Marcowy blackout na Heathrow. Wiemy, co było przyczyną

W marcu awaria jednego z przepustów w podstacji elektrycznej spowodowała unieruchomienie lotniska Heathrow. Było to jedno z największych tego typu zdarzeń w historii. Brytyjski operator energetyczny poinformował, że prawdopodobną przyczyną była przedostająca się do środka podstacji wilgoć.
„Przegląd (techniczny) wykazał, że awaria jednego z przepustów w podstacji o mocy 275 kV spowodowała pożar transformatora” – napisał w raporcie brytyjski operator energetyczny National Grid Electricity Transmission (NGET). W dokumencie oceniono, że „przyczyną awarii najprawdopodobniej była wilgoć przedostająca się do przepustu”.
Kilkadziesiąt milionów dolarów strat
W raporcie podkreślono też, że wcześniejsze kontrole NGET nie przyniosły efektów i nie skutkowały żadną reakcją na podwyższony poziom wilgoci, który stwierdzono już w 2018 r. Jednocześnie zapewniono, że po incydencie z 21 marca na Heathrow NGET podjęło kompleksowe działania, mające na celu zabezpieczenie i konserwację infrastruktury przesyłu energii.

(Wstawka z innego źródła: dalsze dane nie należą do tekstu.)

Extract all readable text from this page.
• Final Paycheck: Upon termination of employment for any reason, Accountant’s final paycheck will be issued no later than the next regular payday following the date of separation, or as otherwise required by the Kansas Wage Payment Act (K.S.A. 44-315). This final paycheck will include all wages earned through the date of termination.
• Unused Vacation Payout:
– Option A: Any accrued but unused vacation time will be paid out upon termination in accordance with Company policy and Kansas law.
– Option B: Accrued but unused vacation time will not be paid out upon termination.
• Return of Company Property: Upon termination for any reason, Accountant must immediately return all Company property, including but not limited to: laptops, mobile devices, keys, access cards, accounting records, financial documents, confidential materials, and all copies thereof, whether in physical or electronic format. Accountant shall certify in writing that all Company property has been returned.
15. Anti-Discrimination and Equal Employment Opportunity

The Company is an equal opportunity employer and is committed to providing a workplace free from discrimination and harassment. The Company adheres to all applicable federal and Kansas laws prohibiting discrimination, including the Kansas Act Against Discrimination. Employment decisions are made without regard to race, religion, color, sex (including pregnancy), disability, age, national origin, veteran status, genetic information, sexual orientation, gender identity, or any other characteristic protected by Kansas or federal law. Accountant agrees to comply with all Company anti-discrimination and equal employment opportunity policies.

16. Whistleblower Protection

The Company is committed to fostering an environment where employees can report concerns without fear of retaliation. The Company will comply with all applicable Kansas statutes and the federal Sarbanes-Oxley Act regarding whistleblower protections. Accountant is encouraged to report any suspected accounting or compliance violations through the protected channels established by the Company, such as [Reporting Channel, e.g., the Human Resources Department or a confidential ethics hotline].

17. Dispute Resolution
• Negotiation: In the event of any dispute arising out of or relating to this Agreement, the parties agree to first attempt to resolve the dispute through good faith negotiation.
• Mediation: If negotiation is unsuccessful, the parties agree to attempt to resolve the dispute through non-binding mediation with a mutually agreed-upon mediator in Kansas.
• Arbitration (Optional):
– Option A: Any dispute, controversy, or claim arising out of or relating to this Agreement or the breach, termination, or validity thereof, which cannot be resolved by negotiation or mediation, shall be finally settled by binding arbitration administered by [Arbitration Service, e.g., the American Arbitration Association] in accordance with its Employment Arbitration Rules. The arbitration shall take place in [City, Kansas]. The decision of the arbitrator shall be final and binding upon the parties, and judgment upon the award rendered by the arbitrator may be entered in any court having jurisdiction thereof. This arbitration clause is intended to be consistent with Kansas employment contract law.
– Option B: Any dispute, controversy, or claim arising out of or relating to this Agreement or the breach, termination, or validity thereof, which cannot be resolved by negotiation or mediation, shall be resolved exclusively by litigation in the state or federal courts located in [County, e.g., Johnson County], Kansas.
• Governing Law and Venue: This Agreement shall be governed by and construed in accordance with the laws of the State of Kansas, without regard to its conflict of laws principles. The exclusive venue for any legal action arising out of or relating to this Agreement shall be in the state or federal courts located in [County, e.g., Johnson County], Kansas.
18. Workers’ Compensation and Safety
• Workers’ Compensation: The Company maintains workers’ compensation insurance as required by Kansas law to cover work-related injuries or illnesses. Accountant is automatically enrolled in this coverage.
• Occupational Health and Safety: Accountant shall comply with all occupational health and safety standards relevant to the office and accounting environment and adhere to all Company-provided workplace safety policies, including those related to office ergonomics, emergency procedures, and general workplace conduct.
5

Brytyjski minister energetyki Ed Miliband przyznał, że wnioski z raportu są „bardzo niepokojące”. Śledztwo w sprawie pożaru podstacji elektrycznej zapowiedział OFGEM, państwowy regulator nadzorujący infrastrukturę energetyczną.
Czytaj też
Pożar z 21 marca doprowadził do całkowitego zamknięcia Heathrow, unieruchomił tam tysiące pasażerów i spowodował straty materialne, których wielkość oszacowano na kilkadziesiąt milionów dolarów. NGET to spółka odpowiadająca za sieć przesyłową w Anglii i Walii, powstała po prywatyzacji w 1990 r. ówczesnego brytyjskiego operatora.